Ocular adnexa follicular lymphoma: clinicopathological study of 23 patients
摘要
Follicular lymphoma (FL) spans both nodal and extranodal sites, with molecular characteristics that may vary by anatomical location. While nodal FL typically shows BCL2 rearrangement and frequent chromatin-modifying gene mutations (CREBBP, KMT2D), some extranodal FLs lack t(14;18)(q32:q21) and harbour distinct alterations, such as TNFRSF14 mutations.

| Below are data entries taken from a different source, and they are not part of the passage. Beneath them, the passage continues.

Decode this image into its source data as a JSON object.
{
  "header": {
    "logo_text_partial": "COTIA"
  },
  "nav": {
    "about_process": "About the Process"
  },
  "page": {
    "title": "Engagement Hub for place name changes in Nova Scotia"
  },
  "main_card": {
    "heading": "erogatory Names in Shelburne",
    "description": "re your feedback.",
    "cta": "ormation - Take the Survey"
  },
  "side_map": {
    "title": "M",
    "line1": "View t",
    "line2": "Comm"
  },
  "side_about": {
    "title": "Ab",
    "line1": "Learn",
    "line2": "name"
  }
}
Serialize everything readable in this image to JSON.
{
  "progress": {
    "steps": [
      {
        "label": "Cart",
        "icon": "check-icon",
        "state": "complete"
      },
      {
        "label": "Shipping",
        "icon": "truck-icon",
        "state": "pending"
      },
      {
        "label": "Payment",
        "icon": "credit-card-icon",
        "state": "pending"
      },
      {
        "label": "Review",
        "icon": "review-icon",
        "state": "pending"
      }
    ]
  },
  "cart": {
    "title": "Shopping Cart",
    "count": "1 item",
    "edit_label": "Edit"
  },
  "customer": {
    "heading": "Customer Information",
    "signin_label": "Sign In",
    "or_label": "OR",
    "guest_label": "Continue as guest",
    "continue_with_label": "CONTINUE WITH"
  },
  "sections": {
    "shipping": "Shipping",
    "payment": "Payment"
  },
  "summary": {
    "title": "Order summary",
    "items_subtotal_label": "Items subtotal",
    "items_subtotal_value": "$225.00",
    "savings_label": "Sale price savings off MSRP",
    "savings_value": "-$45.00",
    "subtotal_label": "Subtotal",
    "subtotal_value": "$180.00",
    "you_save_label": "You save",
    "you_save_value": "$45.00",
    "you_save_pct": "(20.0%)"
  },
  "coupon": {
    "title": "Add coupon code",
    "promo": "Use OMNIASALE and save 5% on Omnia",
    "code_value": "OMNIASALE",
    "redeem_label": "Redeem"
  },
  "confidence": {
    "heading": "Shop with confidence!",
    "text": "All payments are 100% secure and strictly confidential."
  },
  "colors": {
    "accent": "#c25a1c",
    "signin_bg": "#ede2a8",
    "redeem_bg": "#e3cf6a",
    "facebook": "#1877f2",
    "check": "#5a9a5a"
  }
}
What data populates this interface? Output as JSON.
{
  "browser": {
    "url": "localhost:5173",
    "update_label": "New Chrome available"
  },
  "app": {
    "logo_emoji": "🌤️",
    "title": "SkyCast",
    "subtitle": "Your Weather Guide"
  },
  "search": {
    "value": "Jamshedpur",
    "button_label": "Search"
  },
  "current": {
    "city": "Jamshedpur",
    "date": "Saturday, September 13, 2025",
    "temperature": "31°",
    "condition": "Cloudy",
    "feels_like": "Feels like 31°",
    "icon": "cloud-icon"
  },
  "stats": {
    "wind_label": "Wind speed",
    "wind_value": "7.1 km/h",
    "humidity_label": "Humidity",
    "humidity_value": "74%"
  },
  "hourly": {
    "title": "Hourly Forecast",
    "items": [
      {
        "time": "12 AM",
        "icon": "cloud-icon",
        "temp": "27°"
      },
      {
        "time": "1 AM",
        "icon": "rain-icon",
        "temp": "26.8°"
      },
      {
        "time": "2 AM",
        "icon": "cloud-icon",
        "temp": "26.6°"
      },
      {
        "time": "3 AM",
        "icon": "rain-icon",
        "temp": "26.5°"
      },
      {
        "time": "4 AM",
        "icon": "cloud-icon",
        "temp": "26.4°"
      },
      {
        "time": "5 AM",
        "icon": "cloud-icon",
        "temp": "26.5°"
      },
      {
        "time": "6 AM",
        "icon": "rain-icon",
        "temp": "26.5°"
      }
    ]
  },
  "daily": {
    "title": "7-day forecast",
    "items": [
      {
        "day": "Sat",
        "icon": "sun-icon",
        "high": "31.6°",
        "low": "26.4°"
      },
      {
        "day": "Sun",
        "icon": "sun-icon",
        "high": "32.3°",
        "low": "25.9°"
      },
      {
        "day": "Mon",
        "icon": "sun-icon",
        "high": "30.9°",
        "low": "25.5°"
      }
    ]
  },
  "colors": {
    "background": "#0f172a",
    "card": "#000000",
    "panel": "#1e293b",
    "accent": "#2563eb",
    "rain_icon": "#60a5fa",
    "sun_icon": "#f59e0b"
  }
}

In our retrospective series of 23 ocular adnexal FL (OA FL) cases that include both primary and secondary involvement, an approximately equal distribution of BCL2-rearranged and non-rearranged cases was observed, underlining that the ocular localisation displays features of both conventional nodal and extranodal FL. Mutational analysis revealed a mix of mutations commonly seen in nodal and extranodal FL, with strong CD23 expression correlating with JAK/STAT pathway gene mutations. Most OA FLs followed an indolent course with good outcomes after local therapy, though transformation to diffuse large B-cell lymphoma occurred in a subset of two cases. Our results suggest that OA FL exhibits genetic heterogeneity, combining molecular features from both subtypes, and highlight the importance of thorough staging and individualised therapeutic and surveillance strategies for each patient.